L’univers, justement, parlons-en. Entre Thorgal et La Complainte des landes perdues, il nous emporte dans un monde de fantasy nordique. Rien de bien neuf mais un scénario bien foutu qui s’appuie sur des complots, des alliances, des conflits d’intérêt, une dimension fantastique… et des personnages charismatiques.
A propos des personnages, ce sont bien les deux en couverture de ce premier tome qui mènent le bal. Le premier est un guerrier rusé mais rejeté pour une raison qui nous est inconnue. La seconde est une redoutable intrigante, charmante et vénéneuse à la fois. Ces deux personnages sont réussis et complémentaires. Chacun dispose de forces et de faiblesses qui les rendent redoutables et humains à la fois.
Mais ce premier tome ne se limite pas à nous présenter deux personnages. Au contraire, il est très fourni. Nous avons donc droit à un album déjà prenant et qui, pourtant, nous promet une suite encore bien plus riche.

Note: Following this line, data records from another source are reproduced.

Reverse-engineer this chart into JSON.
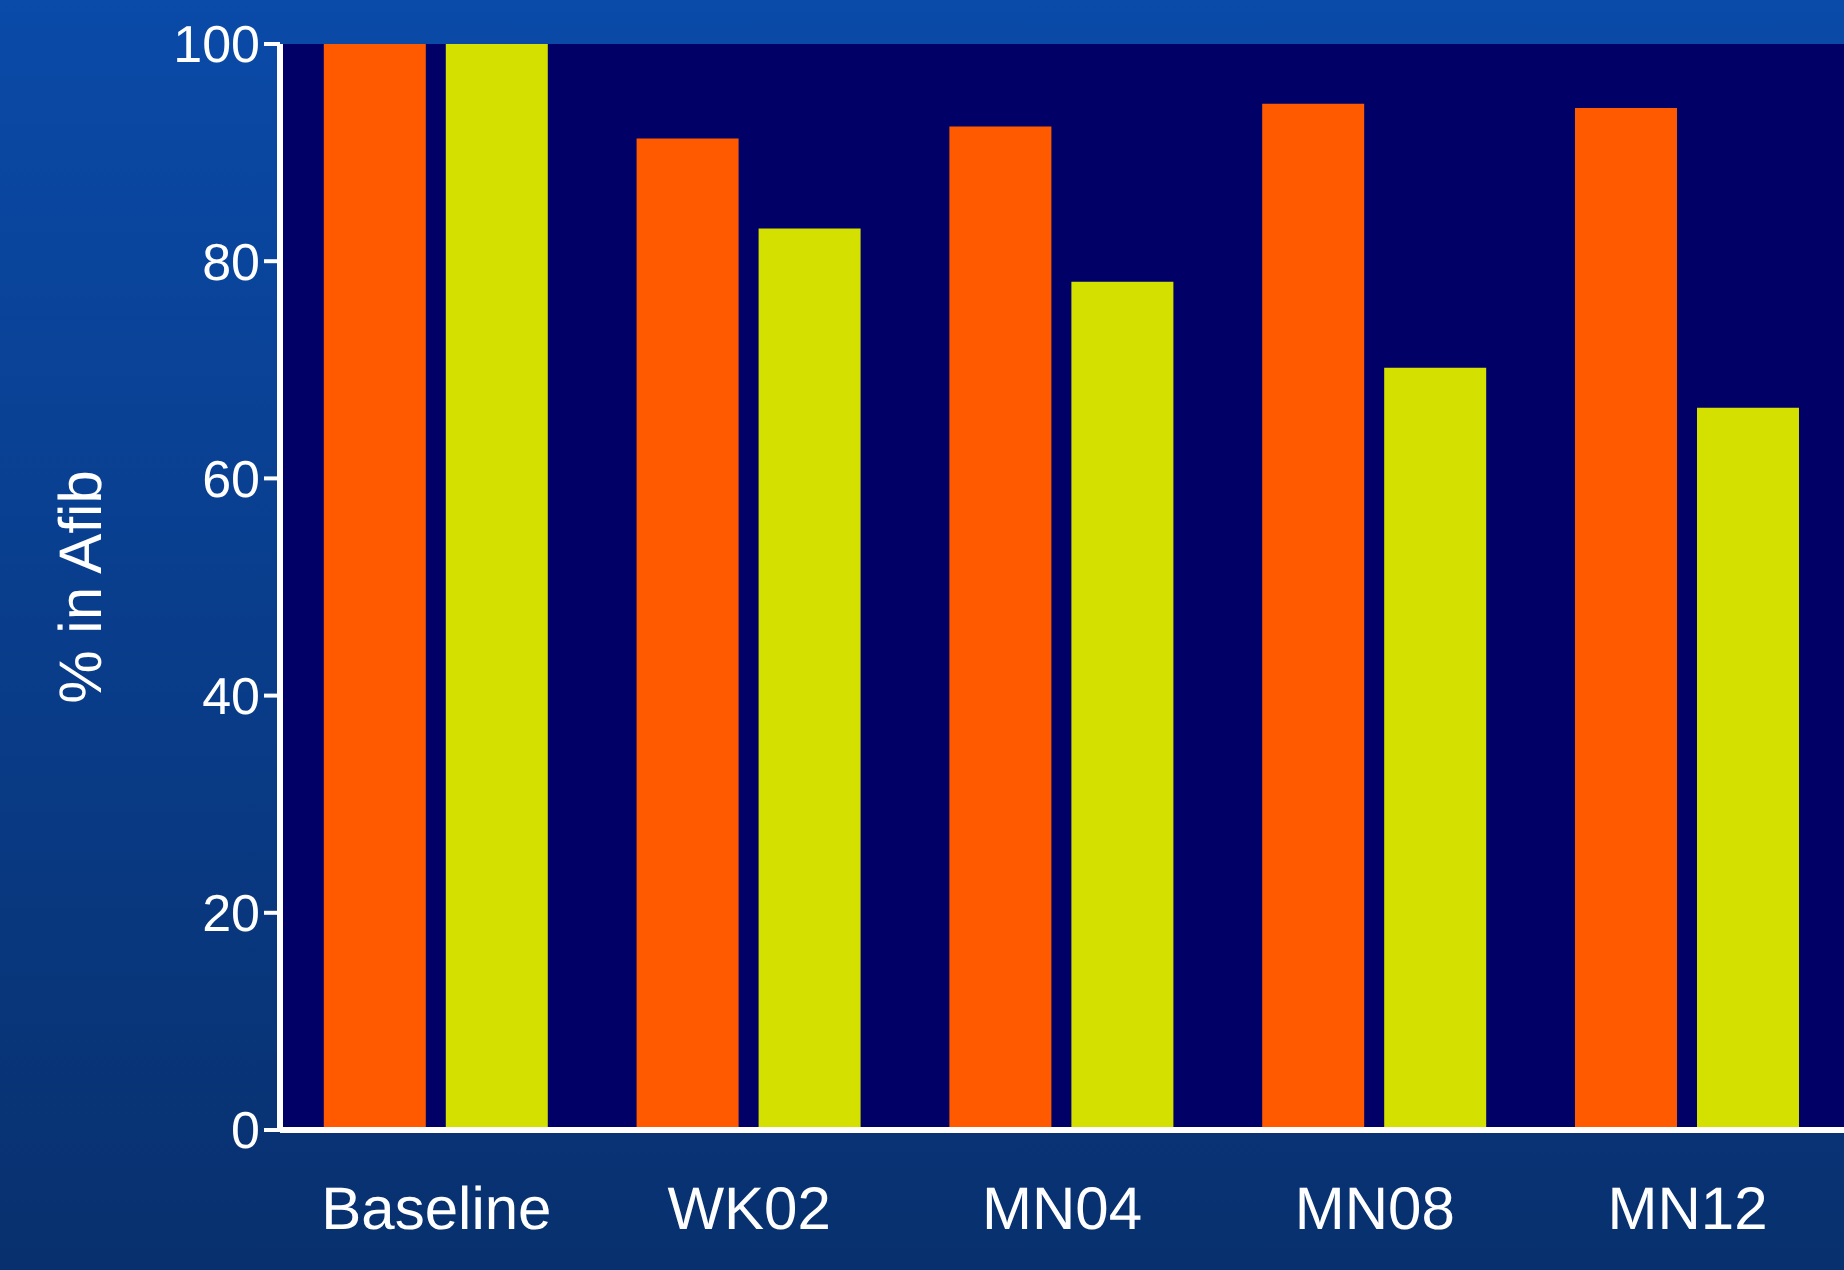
{
  "chart_data": {
    "type": "bar",
    "ylabel": "% in Afib",
    "categories": [
      "Baseline",
      "WK02",
      "MN04",
      "MN08",
      "MN12"
    ],
    "series": [
      {
        "color": "#ff5a00",
        "values": [
          100,
          91.3,
          92.4,
          94.5,
          94.1
        ]
      },
      {
        "color": "#d4e000",
        "values": [
          100,
          83,
          78.1,
          70.2,
          66.5
        ]
      }
    ],
    "ylim": [
      0,
      100
    ],
    "yticks": [
      0,
      20,
      40,
      60,
      80,
      100
    ],
    "grid": false,
    "legend": false
  }
}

Le ton est naturellement emphatique (comme souvent avec Dufaux) et l’humour est totalement absent. C’est du guerrier pur jus. Scènes de combats, découverte d’un univers inquiétant, présentation de différents partis, le tout en suivant plus particulièrement deux personnages… que demander de plus pour un premier tome ?
Un dessin de qualité, peut-être ? Et bien, il est bel et bien là ! Le trait d’Aouamri est séduisant, riche, soigné, précis, fin. Les personnages ont de la gueule, l’univers inquiète. Et le tout demeure constamment lisible malgré la noirceur de l’environnement. Le format de l’album, plus grand que le format standard des éditions du Lombard, apporte la petite note en plus qui parachève mon enthousiasme.